As the Maven’s nephew used to text his uncle, ROFLMAO!* What Perez’ statement (likely written by unnamed minions) claims is beyond laughable. Union membership is at its lowest ebb ever. According to the most recent figures the Maven has seen, unions now represent only about 14 percent of the U.S. workforce. And—wait for it—a significant number of these unionized workers are employed by Federal, state and local governments. Which means that the bulk of the wage increases enjoyed by this “powerful force” are being paid for by U.S. taxpayers who are steadily losing ground to this bureaucratic monolith.
You’ve got to admit, this is an Administration that lies with boldness and style.
ZeroHedge breaks out numbers further, noting, among other things, the following facts:
“Employment in food services and drinking places rose in January (+47,000). Over the year, the industry has added 384,000 jobs.
“Health care continued to add jobs in January (+37,000), with most of the increase occurring in hospitals (+24,000). Health care has added 470,000 jobs over the past 12 months, with about two-fifths of the growth occurring in hospitals.”
In case it’s not intuitively obvious to even the most casual readers, what this pair of stats reveals is unpleasant indeed.
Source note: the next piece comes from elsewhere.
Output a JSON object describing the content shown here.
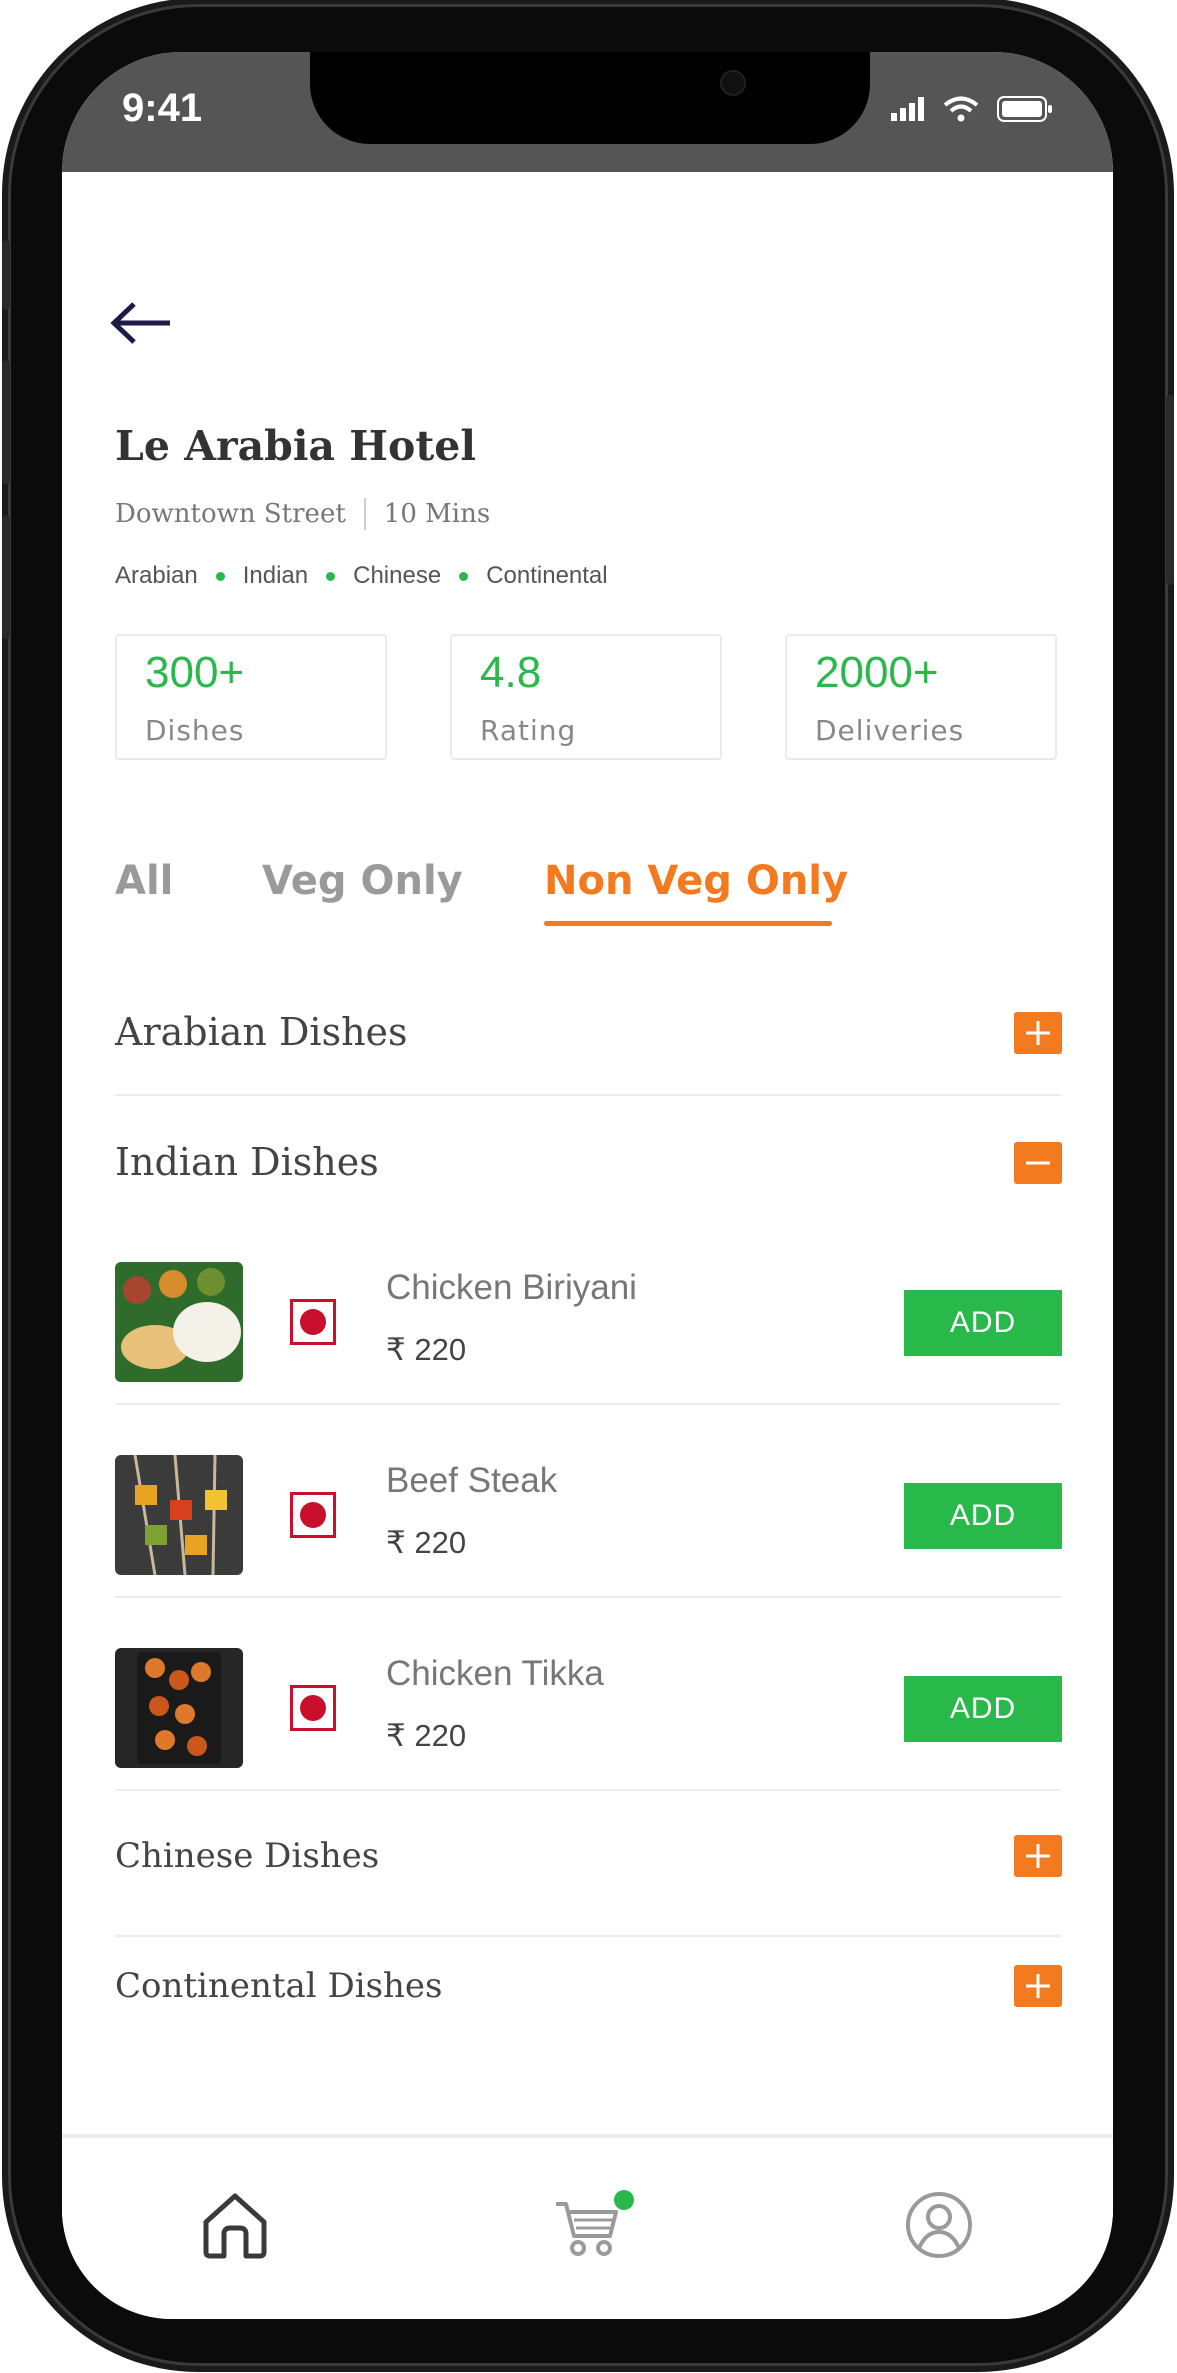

First of all, the bulk of current employment increases are in the restaurant (food services) industry—low to minimum wage jobs by and large, save for a few swanky dining establishments here and there.
Second of all, and equally important, massive job increases continue to occur in the healthcare industry—jobs that are now, courtesy of Obamacare, paid for by you and me both via subsidies carved out of our income tax “contributions” as well as those ever-increasing health insurance premiums we’re forced to pay. Plus, lest we forget, periodic sneak attacks from those ever increasing deductibles embedded into those health insurance policies.
These, combined with never-mentioned hacks to the benefits paid out to Medicare beneficiaries, mean that most of these healthcare jobs are being massively and entirely subsidized by the average American citizen, drastically diminishing take home pay.
All these unpleasantries are hiding between the lines each and every month in these DOL and BLS reports, hidden by artful verbiage that’s convinced the average citizen that this misery and thievery is a feature not a bug. But collectively, it’s clear these latest numbers are bugging Wall Street which is now smelling recession even as the Feds seem set to increase interest rates anyway. Even Kafka likely couldn’t handle scenarios such as the ones we’re seeing in real life today. It’s as if the entirety of the Washington bureaucracy has turned into one of that author’s giant cockroaches.
Today’s minimal trading tips
Pile on to this off-again, on-again rumors that Turkey is set to invade Syria—which is pulling gold and oil prices one way or the other, depending on which rumor the machines believe—the market really remains too dangerous for investors, amateur and professional alike.
We still advise reducing positions where feasible, remaining in reasonably good quality preferred stocks and highly-rated, short term (less than 10 years to maturity) bonds, and even nipping into a bit of gold, which lately seems to be trying to respond in a normal way (trading up) to uncertain monetary and international situations.
Otherwise, nearly every brilliant maneuver tends to end up in the same place: utter failure. And that’s not what we need in our portfolios.
So, relax and have a good weekend, and get an early start on it.
*I.e., “Rolling on (the) floor, laughing my (derrière) off!”